We haven’t met a huge amount as a group, but when we do the variety of people and opinions is very stark: some people want to become a more organized coalition within Occupy LA and others feel ambivalent about being a member of any group at all (even the AAAAAA splinter group). This desire to commune and also to separate is AAAAAA’s biggest strength and also its greatest challenge. I do think this coming together has opened up the possibility for organizing and gathering beyond Occupy as well.

Within just these past few week, the tone of the group has taken a noticeable shift as certain AAAAAAers have become clearer about what they want out of the group and the Occupy movement as a whole. A number of AAAAAAs are starting to organize based on ideas of Art and Labor, folks are proposing an Artists’ Union, artists are protesting problematic museum fund-raisers and planning to occupy museums, and members of W.A.G.E. have joined our ranks. I am excited to see where this new direction goes, as AAAAAA begins to dissect the economics of the art world and how its structure mirrors the divide between the 99% and the 1%.

There has been criticism of the Occupy movements and the horizontalism of the General Assembly – a polyphony of voices and lack of clarity in message or goal. What are your thoughts on this critique?

The criticism of the Occupy movement comes from the clashing of staid historical scripts of protest and the current improvisation that is happening on the ground right now. Folks seem to be looking toward each other rather than the political agendas of those already in power. This realization came to me when I was attending a recent conference at the University of California, Riverside called “Improvisation, History, and the Past.” During the day of presentation and discussion, the theorist and filmmaker Trinh T. Minh-ha spoke about the improvisational techniques of Tibetan protesters against the repressive regime of the Chinese occupiers. I began to think about how the Occupy movement is improvising new relationships to uncertainty and power as well as finding expressive negotiations with constraint.

The scripts of how past protests operated (particularly protests from the 60s/70s) are clouding people’s minds for how protest should function and operate now. I heard someone on the radio today advising the Occupy movement to KISS (Keep It Simple, Stupid!). I am so glad that the members of the Occupy movement try to listen to the people next to them instead of the demands of the media or the politicians. The Occupy movement is improvising how protest should function to disrupt today’s decentralized, interconnected, and neo-liberal economy. I see the current improvisational thrust of Occupy to be moving around consciousness-raising on a national and international level, an attempt at deeply listen to the concerns of people who have been silenced for a long time.

What are your own hopes for the Occupy movement?
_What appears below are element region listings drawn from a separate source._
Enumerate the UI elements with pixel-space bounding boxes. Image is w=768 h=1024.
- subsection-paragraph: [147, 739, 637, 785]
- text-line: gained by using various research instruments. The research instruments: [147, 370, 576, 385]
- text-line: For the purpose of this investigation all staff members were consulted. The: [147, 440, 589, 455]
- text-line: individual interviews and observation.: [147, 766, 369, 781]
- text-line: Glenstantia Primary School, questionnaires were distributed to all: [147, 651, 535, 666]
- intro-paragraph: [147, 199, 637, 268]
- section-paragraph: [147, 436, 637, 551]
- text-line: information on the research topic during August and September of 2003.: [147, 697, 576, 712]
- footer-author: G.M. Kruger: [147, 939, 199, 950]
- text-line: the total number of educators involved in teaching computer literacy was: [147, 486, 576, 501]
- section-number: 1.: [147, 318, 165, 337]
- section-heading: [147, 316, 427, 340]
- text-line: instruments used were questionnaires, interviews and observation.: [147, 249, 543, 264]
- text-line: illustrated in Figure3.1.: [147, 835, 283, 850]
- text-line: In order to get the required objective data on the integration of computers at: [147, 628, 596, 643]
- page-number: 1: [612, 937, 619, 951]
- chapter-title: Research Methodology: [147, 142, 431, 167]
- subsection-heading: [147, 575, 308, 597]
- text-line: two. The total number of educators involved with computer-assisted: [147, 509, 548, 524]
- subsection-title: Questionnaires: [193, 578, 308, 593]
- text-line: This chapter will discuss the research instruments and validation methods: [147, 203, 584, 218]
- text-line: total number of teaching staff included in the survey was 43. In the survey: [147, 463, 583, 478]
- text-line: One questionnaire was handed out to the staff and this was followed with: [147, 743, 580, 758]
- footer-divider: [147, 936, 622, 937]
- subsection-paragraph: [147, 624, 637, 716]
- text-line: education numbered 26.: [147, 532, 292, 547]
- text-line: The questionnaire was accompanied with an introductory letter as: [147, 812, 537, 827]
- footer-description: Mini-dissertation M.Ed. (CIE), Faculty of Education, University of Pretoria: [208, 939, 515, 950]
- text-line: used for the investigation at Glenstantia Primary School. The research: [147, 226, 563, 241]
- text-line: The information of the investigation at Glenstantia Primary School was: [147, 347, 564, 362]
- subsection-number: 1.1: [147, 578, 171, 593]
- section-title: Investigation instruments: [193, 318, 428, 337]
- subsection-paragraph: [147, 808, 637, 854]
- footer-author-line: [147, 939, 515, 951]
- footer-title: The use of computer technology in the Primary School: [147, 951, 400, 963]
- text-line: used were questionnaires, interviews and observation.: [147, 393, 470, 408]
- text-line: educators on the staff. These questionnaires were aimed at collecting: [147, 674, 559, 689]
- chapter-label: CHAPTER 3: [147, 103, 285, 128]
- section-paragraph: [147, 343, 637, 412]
My desire is that the improvisational practice of freedom within the Occupy movement continues to grow and expand beyond the confined of the protest. This improvisational way of living creates further flexibilities and responsibilities to change rather than fixed states driven by fear. Echoing this sentiment, artist and mediator Dorit Cypis wrote so beautifully in a recent Facebook post: “So right. Occupy has no one site. Occupy has become a state of mind that we each must take on and spread through individual and collective daily actions. Protest the ‘empire’ while self-witnessing how we each may be colluding in small ways. Live reciprocity and generosity. Listen empathically and choose when to take decisive action to enliven ‘a brave new world’.” Through improvisation, maybe we will discover a way toward a more equal, functional, and just future.